Correction: Extrapolation of the rainflow-counted load ranges for fatigue assessment of the wind turbine’s blades

Wind turbine design standards recommend the use of statistical modeling coupled with extrapolation of the short-term load data to long-term periods for fatigue reliability assessment. However, statistical error and computational expense can limit the accuracy of such approaches. In the case of wind turbine blades, the errors are more significant because of the high material fatigue exponent that makes the damage estimations more sensitive to variations. In addition, due to different excitation sources, the flapwise load range histogram is not unimodal, and thus its statistical modeling is complex. In the present work, we provide three methods for statistical modeling of the flapwise bending moment ranges including a novel approach based on frequency-based separation of the modes. The first two methods are simplified approaches for modeling the most crucial load ranges using unimodal distributions and the third method involves multimodal distribution fitting. The research is based on 3600 10-minute aeroelastic simulations of DTU 10MW case study wind turbine from which a benchmark damage equivalent load (DEL) is calculated.

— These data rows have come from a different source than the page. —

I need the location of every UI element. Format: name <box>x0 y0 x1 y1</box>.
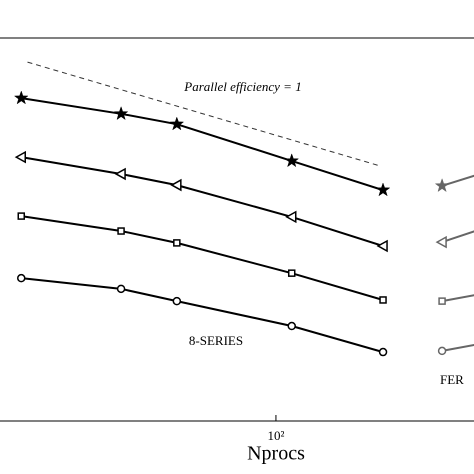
annotation: FER <box>440 372 464 387</box>
annotation: Parallel efficiency = 1 <box>183 79 301 94</box>
marker <box>287 269 296 277</box>
marker <box>13 90 29 105</box>
marker <box>173 239 181 247</box>
series-line <box>21 156 384 247</box>
marker <box>285 210 297 224</box>
reference-line <box>27 61 381 167</box>
marker <box>284 153 300 168</box>
marker <box>434 178 450 193</box>
marker <box>114 167 126 181</box>
annotation: 8-SERIES <box>189 333 243 348</box>
series-line <box>441 294 474 303</box>
series-line <box>441 230 474 244</box>
series-line <box>441 344 474 352</box>
marker <box>113 106 129 121</box>
plot-area <box>13 61 474 357</box>
marker <box>17 273 26 283</box>
marker <box>117 227 125 235</box>
marker <box>375 182 391 197</box>
marker <box>17 212 26 220</box>
marker <box>116 284 126 294</box>
series-line <box>21 97 384 192</box>
marker <box>379 296 387 304</box>
marker <box>438 297 446 305</box>
marker <box>435 235 447 249</box>
marker <box>378 347 388 357</box>
marker <box>287 321 296 331</box>
marker <box>437 346 447 356</box>
series-line <box>441 174 474 187</box>
marker <box>169 116 185 131</box>
x-axis-label: Nprocs <box>247 443 305 465</box>
marker <box>14 150 27 164</box>
x-tick-label: 10² <box>267 428 284 443</box>
marker <box>376 239 388 253</box>
marker <box>172 296 182 306</box>
marker <box>170 178 182 192</box>
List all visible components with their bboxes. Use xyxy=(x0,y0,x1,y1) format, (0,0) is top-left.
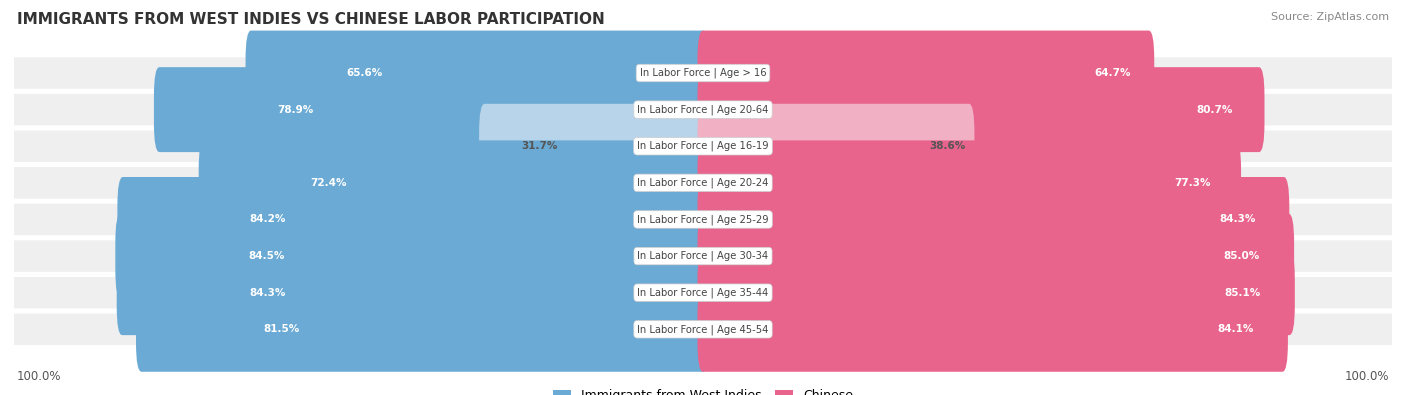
FancyBboxPatch shape xyxy=(117,250,709,335)
FancyBboxPatch shape xyxy=(14,204,1392,235)
FancyBboxPatch shape xyxy=(14,167,1392,199)
Text: 84.2%: 84.2% xyxy=(250,214,287,224)
Text: In Labor Force | Age 16-19: In Labor Force | Age 16-19 xyxy=(637,141,769,152)
Text: 84.1%: 84.1% xyxy=(1218,324,1254,334)
Text: 72.4%: 72.4% xyxy=(311,178,347,188)
Text: In Labor Force | Age 25-29: In Labor Force | Age 25-29 xyxy=(637,214,769,225)
Text: 31.7%: 31.7% xyxy=(522,141,557,151)
FancyBboxPatch shape xyxy=(697,30,1154,115)
Text: In Labor Force | Age 20-64: In Labor Force | Age 20-64 xyxy=(637,104,769,115)
FancyBboxPatch shape xyxy=(153,67,709,152)
FancyBboxPatch shape xyxy=(115,214,709,299)
FancyBboxPatch shape xyxy=(697,67,1264,152)
FancyBboxPatch shape xyxy=(697,250,1295,335)
Text: 100.0%: 100.0% xyxy=(17,370,62,383)
FancyBboxPatch shape xyxy=(14,94,1392,125)
Text: 100.0%: 100.0% xyxy=(1344,370,1389,383)
Text: 84.3%: 84.3% xyxy=(249,288,285,298)
FancyBboxPatch shape xyxy=(14,277,1392,308)
Text: 84.3%: 84.3% xyxy=(1219,214,1256,224)
Text: 38.6%: 38.6% xyxy=(929,141,966,151)
Text: In Labor Force | Age > 16: In Labor Force | Age > 16 xyxy=(640,68,766,78)
Text: 78.9%: 78.9% xyxy=(277,105,314,115)
Text: 84.5%: 84.5% xyxy=(249,251,284,261)
FancyBboxPatch shape xyxy=(14,130,1392,162)
Text: 77.3%: 77.3% xyxy=(1174,178,1211,188)
FancyBboxPatch shape xyxy=(246,30,709,115)
Text: In Labor Force | Age 45-54: In Labor Force | Age 45-54 xyxy=(637,324,769,335)
Text: IMMIGRANTS FROM WEST INDIES VS CHINESE LABOR PARTICIPATION: IMMIGRANTS FROM WEST INDIES VS CHINESE L… xyxy=(17,12,605,27)
Legend: Immigrants from West Indies, Chinese: Immigrants from West Indies, Chinese xyxy=(548,384,858,395)
Text: In Labor Force | Age 20-24: In Labor Force | Age 20-24 xyxy=(637,178,769,188)
Text: In Labor Force | Age 30-34: In Labor Force | Age 30-34 xyxy=(637,251,769,261)
FancyBboxPatch shape xyxy=(14,314,1392,345)
FancyBboxPatch shape xyxy=(14,57,1392,89)
Text: 64.7%: 64.7% xyxy=(1095,68,1132,78)
FancyBboxPatch shape xyxy=(136,287,709,372)
Text: 65.6%: 65.6% xyxy=(346,68,382,78)
FancyBboxPatch shape xyxy=(697,214,1294,299)
Text: 80.7%: 80.7% xyxy=(1197,105,1233,115)
Text: 85.0%: 85.0% xyxy=(1223,251,1260,261)
Text: 85.1%: 85.1% xyxy=(1225,288,1261,298)
FancyBboxPatch shape xyxy=(479,104,709,189)
FancyBboxPatch shape xyxy=(697,140,1241,225)
FancyBboxPatch shape xyxy=(697,104,974,189)
FancyBboxPatch shape xyxy=(14,240,1392,272)
FancyBboxPatch shape xyxy=(117,177,709,262)
FancyBboxPatch shape xyxy=(697,287,1288,372)
Text: 81.5%: 81.5% xyxy=(264,324,299,334)
Text: In Labor Force | Age 35-44: In Labor Force | Age 35-44 xyxy=(637,288,769,298)
Text: Source: ZipAtlas.com: Source: ZipAtlas.com xyxy=(1271,12,1389,22)
FancyBboxPatch shape xyxy=(198,140,709,225)
FancyBboxPatch shape xyxy=(697,177,1289,262)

The DEL calculated by each of the three proposed methods is compared to this reference. The results show that the conventional approach based on using 6 seeds as well as using mixture models fitted on the limited data lead to under-conservative results with errors up to 23%. On the other hand, the simplified unimodal approaches provided in this work can provide conservative estimations of the fatigue damage with mean values 5% and 12% higher than the benchmark. However, the variability of the DEL estimates is higher when using unimodal extrapolation of the load ranges, and the data can be conservative by 17.5%. The proposed unimodal fits suggested for modeling and extrapolation of the blade’s load ranges provide less errors relatively and most importantly conservative DEL estimations while maintaining computational efficiency.